# Sudwala Official 2007 fees?



## got4boys (Sep 14, 2006)

Does any one know what is the official Sudwala 2007 for a 1 bedroom?

I know what the estimated was, but the official. I thought they just had a board meeting at end of August to determine them.


----------



## wgaldred (Sep 15, 2006)

I heard from Niky at the end of July.
There was a proposed rise of 7.95% from 2006. It has to be accepted at the AGM on August 19th but she said "this is a mere formality as the Directors have in depth access to the operations of this Share Block company".
The proposed fee for a 1 bed 9 share is R1,672.38 
The proposed fee for a 1 bed 7 share is R1,300.74  

Willie


----------



## skim118 (Sep 15, 2006)

Does anyone know where such a big difference in fees between the two 1-bed room unit ?  Also how would I know which shareblock I own


----------



## Sydney (Sep 15, 2006)

Check your previous levy statement from the resort which will specify 7 or 9 share or email Niki and ask. She's very good at getting back to owners.


----------



## skim118 (Sep 18, 2006)

The emails I get from do not refer to any shareblock #s.  In any case I paid Rand 2772 for two 2007 weeks recently and I am assuming I am in shareblock "7"(I have no previous balance/credit either).
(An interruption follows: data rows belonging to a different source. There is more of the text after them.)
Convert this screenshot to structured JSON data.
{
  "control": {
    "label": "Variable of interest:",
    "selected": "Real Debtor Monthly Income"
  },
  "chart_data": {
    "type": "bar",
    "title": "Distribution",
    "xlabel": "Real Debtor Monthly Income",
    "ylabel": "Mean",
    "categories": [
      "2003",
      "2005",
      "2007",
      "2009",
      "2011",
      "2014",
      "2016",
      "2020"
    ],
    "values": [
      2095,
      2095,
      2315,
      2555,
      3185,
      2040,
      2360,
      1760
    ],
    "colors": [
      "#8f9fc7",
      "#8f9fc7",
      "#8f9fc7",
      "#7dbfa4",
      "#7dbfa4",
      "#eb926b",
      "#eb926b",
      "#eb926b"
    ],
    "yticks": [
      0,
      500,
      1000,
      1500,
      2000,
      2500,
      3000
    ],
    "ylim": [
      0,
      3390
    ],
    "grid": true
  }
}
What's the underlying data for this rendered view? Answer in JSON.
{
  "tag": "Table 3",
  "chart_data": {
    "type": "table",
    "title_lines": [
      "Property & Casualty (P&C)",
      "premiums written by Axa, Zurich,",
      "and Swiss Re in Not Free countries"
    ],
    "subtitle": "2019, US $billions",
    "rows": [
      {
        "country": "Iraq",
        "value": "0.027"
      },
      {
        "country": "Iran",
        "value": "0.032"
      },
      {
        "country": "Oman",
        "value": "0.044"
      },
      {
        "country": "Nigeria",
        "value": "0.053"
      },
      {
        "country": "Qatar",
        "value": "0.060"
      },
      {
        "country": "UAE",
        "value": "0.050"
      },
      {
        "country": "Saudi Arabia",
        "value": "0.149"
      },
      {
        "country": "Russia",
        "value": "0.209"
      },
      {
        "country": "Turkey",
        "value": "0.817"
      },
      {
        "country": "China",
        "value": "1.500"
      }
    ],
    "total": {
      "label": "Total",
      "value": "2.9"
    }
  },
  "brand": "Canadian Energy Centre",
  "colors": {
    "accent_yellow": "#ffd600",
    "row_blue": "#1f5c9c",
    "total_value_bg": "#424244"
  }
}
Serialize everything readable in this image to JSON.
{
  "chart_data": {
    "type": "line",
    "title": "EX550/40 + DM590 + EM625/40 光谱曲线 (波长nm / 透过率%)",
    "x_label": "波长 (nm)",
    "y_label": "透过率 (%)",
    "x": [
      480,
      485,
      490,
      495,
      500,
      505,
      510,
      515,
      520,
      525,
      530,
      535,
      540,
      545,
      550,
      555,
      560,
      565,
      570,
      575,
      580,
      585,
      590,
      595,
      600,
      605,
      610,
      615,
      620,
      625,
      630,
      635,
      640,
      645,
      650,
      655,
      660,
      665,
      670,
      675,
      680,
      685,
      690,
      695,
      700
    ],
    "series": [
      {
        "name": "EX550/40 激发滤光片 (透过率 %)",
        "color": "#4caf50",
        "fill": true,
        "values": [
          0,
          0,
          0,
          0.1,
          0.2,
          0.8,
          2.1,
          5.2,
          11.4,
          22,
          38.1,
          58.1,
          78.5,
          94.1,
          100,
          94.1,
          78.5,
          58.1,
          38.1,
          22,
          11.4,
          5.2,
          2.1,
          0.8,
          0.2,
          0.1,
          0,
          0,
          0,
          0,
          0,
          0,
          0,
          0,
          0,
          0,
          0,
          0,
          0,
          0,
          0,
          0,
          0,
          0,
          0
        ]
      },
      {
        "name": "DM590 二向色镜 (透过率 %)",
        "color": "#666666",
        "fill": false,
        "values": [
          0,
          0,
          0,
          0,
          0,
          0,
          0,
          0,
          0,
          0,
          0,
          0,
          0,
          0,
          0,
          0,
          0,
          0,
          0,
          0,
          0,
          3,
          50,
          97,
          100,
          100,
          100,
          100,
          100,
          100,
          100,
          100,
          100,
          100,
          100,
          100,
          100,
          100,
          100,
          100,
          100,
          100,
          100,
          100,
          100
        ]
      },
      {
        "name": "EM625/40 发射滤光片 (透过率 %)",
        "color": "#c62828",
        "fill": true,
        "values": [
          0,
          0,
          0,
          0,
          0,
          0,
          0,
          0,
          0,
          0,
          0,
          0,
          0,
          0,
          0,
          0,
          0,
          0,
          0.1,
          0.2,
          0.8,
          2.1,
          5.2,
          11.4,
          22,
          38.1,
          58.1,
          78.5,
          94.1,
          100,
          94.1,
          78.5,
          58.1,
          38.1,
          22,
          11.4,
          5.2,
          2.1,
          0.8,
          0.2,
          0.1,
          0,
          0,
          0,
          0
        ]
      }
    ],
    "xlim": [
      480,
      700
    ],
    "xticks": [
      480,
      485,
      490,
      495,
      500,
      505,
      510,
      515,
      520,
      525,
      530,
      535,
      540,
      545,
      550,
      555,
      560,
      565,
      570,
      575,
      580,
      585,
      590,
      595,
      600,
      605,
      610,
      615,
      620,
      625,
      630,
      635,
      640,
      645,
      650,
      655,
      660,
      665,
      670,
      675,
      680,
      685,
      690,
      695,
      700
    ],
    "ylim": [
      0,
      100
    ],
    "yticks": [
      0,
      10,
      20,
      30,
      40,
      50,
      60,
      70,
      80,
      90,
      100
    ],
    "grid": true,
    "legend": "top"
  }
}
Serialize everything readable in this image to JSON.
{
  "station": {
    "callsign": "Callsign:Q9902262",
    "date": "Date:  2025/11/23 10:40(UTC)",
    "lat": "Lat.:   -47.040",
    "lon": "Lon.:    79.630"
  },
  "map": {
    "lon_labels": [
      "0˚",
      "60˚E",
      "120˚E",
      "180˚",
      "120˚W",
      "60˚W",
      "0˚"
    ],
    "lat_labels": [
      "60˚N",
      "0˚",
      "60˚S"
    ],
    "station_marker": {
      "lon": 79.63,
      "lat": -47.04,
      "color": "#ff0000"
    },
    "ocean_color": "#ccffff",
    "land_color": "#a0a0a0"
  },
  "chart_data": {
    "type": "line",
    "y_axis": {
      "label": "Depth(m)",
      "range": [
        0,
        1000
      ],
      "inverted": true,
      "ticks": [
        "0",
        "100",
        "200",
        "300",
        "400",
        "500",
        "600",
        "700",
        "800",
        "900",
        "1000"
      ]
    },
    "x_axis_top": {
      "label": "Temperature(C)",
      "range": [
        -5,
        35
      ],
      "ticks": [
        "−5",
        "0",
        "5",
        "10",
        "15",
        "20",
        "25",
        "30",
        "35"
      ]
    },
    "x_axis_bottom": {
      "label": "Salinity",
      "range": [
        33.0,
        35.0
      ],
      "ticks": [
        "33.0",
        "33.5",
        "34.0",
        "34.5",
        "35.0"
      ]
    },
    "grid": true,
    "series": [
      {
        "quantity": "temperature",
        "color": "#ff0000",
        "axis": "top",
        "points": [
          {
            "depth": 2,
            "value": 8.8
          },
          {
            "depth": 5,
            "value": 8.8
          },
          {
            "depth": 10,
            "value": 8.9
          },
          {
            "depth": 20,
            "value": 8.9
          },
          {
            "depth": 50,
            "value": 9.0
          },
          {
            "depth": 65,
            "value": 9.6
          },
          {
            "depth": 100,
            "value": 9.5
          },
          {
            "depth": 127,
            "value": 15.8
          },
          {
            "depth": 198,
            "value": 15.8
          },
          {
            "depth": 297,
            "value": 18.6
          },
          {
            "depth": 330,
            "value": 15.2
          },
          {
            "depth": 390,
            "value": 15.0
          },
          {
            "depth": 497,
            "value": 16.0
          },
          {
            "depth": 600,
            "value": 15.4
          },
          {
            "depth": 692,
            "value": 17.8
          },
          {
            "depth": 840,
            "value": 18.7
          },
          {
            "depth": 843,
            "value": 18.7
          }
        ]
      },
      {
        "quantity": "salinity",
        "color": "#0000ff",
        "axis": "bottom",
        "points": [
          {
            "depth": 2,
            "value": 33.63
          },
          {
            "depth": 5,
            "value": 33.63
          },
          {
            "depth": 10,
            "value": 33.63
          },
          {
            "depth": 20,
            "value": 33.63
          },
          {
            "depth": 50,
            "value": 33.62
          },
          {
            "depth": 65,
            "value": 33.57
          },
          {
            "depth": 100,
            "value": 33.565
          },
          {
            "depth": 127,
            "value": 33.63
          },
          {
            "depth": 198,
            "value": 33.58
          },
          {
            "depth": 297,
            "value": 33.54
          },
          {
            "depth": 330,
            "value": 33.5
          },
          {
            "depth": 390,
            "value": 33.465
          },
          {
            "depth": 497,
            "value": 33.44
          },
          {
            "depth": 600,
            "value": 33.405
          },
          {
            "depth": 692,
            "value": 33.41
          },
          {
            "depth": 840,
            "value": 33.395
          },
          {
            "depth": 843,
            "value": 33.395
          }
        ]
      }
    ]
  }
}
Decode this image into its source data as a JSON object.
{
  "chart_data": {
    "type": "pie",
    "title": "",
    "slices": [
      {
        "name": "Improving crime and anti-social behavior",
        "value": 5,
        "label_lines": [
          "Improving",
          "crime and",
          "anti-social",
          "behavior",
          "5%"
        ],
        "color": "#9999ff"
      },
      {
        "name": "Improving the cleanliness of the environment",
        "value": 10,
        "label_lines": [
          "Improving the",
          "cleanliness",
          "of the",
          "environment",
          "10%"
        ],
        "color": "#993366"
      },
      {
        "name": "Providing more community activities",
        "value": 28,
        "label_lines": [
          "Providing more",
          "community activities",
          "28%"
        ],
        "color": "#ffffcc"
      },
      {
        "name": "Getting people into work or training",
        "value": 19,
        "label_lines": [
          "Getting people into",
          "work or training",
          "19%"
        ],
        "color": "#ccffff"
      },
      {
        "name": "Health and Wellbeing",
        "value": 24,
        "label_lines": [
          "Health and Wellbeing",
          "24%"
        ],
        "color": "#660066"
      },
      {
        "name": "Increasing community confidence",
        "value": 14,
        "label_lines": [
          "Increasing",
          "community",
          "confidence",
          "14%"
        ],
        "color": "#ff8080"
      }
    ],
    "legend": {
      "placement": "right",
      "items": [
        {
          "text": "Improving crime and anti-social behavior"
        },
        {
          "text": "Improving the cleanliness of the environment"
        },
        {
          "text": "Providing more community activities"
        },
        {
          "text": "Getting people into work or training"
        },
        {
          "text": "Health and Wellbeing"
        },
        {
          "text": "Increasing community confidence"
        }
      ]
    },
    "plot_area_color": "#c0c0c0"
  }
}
My question is still why is there such a difference in fees between the two shareblocks ?

The rand has declined to 7.5 to the US$ and it should help the remaining few SA   timeshare owners !


----------



## wgaldred (Sep 18, 2006)

The number of shares your 1 bed is worth is on the top right hand corner of the shareblock certificate you should have received when you bought your units.

There are various sizes of 1 bed units and they are worth either 7,8,9 or 10 shares

Willie


----------